Is there a more easy approach for this problem?

 

[fresh_42]

Is there a more easy approach for this problem?

Yes. Assume $7x^6-35x^4+21x=1$ for a reduced quotient $x=p/q.$ Then $q\equiv 0 \mod 7.$ Hence $x=p/7k$ and
\begin{align*}
7x^6-35x^4+21x=1 &\Longrightarrow 7p^6-35p^4q^2+21pq^5=q^6=7^6k^6\\
&\Longrightarrow p^6-5p^4q^2+3pq^5-7^5k^6=0\\
& \ldots
\end{align*}
which is a contradiction.

To change from $\mathbb{Q}$ to $\mathbb{Z}$ is always a good idea in those cases since we gain modular arithmetic in general and Eisenstein in particular.

 

[MathematicalPhysicist]

Yes. Assume $7x^6-35x^4+21x=1$ for a reduced quotient $x=p/q.$ Then $q\equiv 0 \mod 7.$ Hence $x=p/7k$ and
\begin{align*}
7x^6-35x^4+21x=1 &\Longrightarrow 7p^6-35p^4q^2+21pq^5=q^6=7^6k^6\\
&\Longrightarrow p^6-5p^4q^2+3pq^5-7^5k^6=0\\
& \ldots
\end{align*}
which is a contradiction.

To change from $\mathbb{Q}$ to $\mathbb{Z}$ is always a good idea in those cases since we gain modular arithmetic in general and Eisenstein in particular.

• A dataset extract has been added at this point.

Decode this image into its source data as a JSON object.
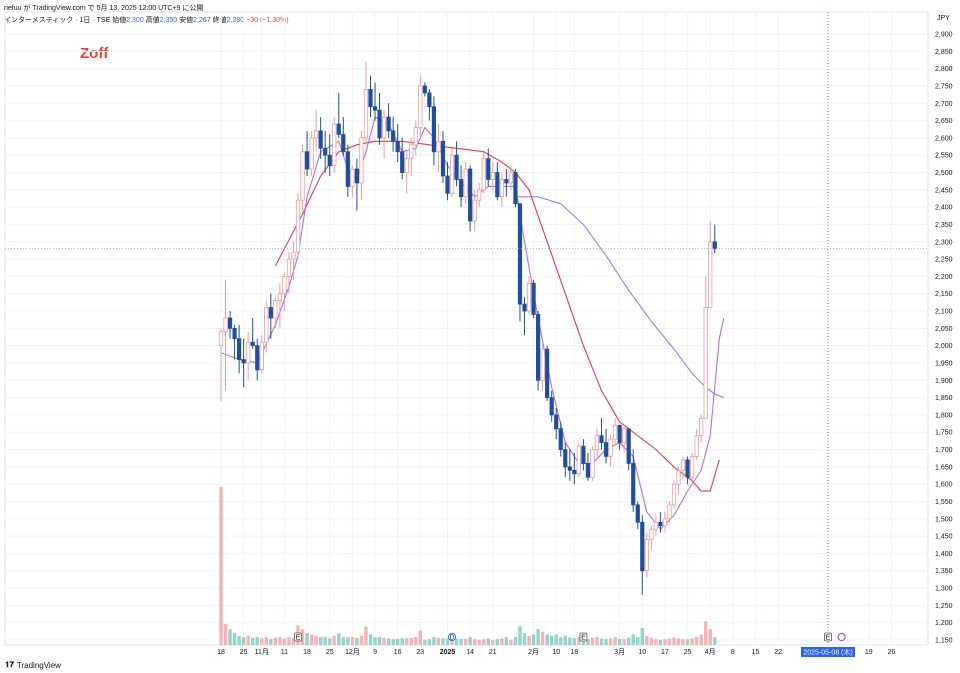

Wait a minute, didn't you just check for a rational root for this polynomial?
This doesn't mean that the polynomial can't be a product of two irreducible polynomials, it just just mean it doesn't have a factor of degree 1 in $\mathbb{Q}[x]$.

What am I missing here?

BTW I thought of using Eisenstein criterion at first, but it only works for monic polynomials if I am not mistaken here.

 

[fresh_42]

Wait a minute, didn't you just check for a rational root for this polynomial?
This doesn't mean that the polynomial can't be a product of two irreducible polynomials, it just just mean it doesn't have a factor of degree 1 in $\mathbb{Q}[x]$.

What am I missing here?

BTW I thought of using Eisenstein criterion at first, but it only works for monic polynomials if I am not mistaken here.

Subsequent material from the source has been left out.